The reform process and waves of European law packages countries are expected to adopt before they can hope to enter typically takes years or realistically over a decade.
Ukraine has long ranked as the most corrupt country in Europe and among the top in the world. US and European media have increasingly acknowledged this of late, and Juncker's sudden boldness could be due to the general increase in press coverage of the issue.
Earlier this week, Ukrainian lawmaker Yaroslav Zheleznyak, first deputy chairman of the parliament committee on finance, admitted that corruption is a major issue which has played a part in the withholding of external aid, also in the wake of successful GOP-led efforts in Congress to strip Ukraine defense aid out of the stopgap bill.

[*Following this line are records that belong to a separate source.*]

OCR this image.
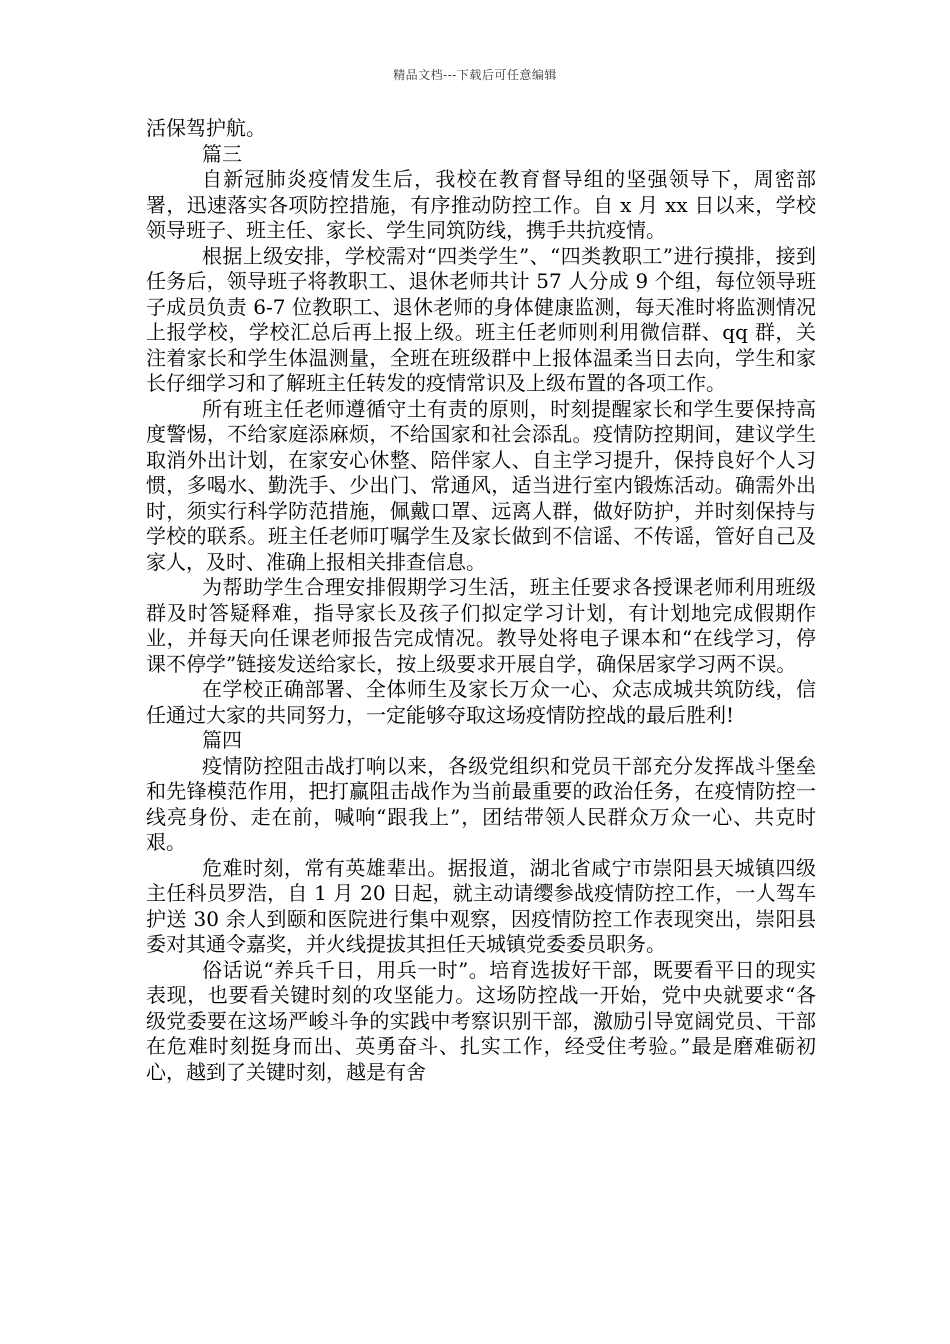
精品文档---下载后可任意编辑

活保驾护航。

篇三

自新冠肺炎疫情发生后，我校在教育督导组的坚强领导下，周密部署，迅速落实各项防控措施，有序推动防控工作。自 x 月 xx 日以来，学校领导班子、班主任、家长、学生同筑防线，携手共抗疫情。

根据上级安排，学校需对“四类学生”、“四类教职工”进行摸排，接到任务后，领导班子将教职工、退休老师共计 57 人分成 9 个组，每位领导班子成员负责 6-7 位教职工、退休老师的身体健康监测，每天准时将监测情况上报学校，学校汇总后再上报上级。班主任老师则利用微信群、qq 群，关注着家长和学生体温测量，全班在班级群中上报体温柔当日去向，学生和家长仔细学习和了解班主任转发的疫情常识及上级布置的各项工作。

所有班主任老师遵循守土有责的原则，时刻提醒家长和学生要保持高度警惕，不给家庭添麻烦，不给国家和社会添乱。疫情防控期间，建议学生取消外出计划，在家安心休整、陪伴家人、自主学习提升，保持良好个人习惯，多喝水、勤洗手、少出门、常通风，适当进行室内锻炼活动。确需外出时，须实行科学防范措施，佩戴口罩、远离人群，做好防护，并时刻保持与学校的联系。班主任老师叮嘱学生及家长做到不信谣、不传谣，管好自己及家人，及时、准确上报相关排查信息。

为帮助学生合理安排假期学习生活，班主任要求各授课老师利用班级群及时答疑释难，指导家长及孩子们拟定学习计划，有计划地完成假期作业，并每天向任课老师报告完成情况。教导处将电子课本和“在线学习，停课不停学”链接发送给家长，按上级要求开展自学，确保居家学习两不误。

在学校正确部署、全体师生及家长万众一心、众志成城共筑防线，信任通过大家的共同努力，一定能够夺取这场疫情防控战的最后胜利!

篇四

疫情防控阻击战打响以来，各级党组织和党员干部充分发挥战斗堡垒和先锋模范作用，把打赢阻击战作为当前最重要的政治任务，在疫情防控一线亮身份、走在前，喊响“跟我上”，团结带领人民群众万众一心、共克时艰。

危难时刻，常有英雄辈出。据报道，湖北省咸宁市崇阳县天城镇四级主任科员罗浩，自 1 月 20 日起，就主动请缨参战疫情防控工作，一人驾车护送 30 余人到颐和医院进行集中观察，因疫情防控工作表现突出，崇阳县委对其通令嘉奖，并火线提拔其担任天城镇党委委员职务。

俗话说“养兵千日，用兵一时”。培育选拔好干部，既要看平日的现实表现，也要看关键时刻的攻坚能力。这场防控战一开始，党中央就要求“各级党委要在这场严峻斗争的实践中考察识别干部，激励引导宽阔党员、干部在危难时刻挺身而出、英勇奋斗、扎实工作，经受住考验。”最是磨难砺初心，越到了关键时刻，越是有舍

"The biggest (public) complaint about us is corruption," Zheleznyak conceded in a Sunday social media post. "We have to go through these 45 days without a major corruption scandal," he stated. This comes even after Zelensky in the last two months fired a range of top officials, including his longtime defense minister and a half-dozen other top defense officials.
Ukrainian corruption has been featured as a talking point among those Republicans saying "no more" blank checks or continually flowing aid to Ukraine, especially at a moment Americans are struggling with inflation, rising grocery costs, and affordable housing.
Given outside aid threatens to dry up at this point, Ukraine has said it is "ambitiously" working to pass reforms. "We have conducted these reforms initiated by Ukraine with the help and support from the US, EU and other friends," a government statement given to CNN this week said. "And their practical support to our Cabinet of ministers as well as our (National Bank of Ukraine), General Prosecutors office and anticorruption agencies is appreciated and valued…In all our obligations with IMF, EU and other international donors as well as USA, Ukraine delivers on this front."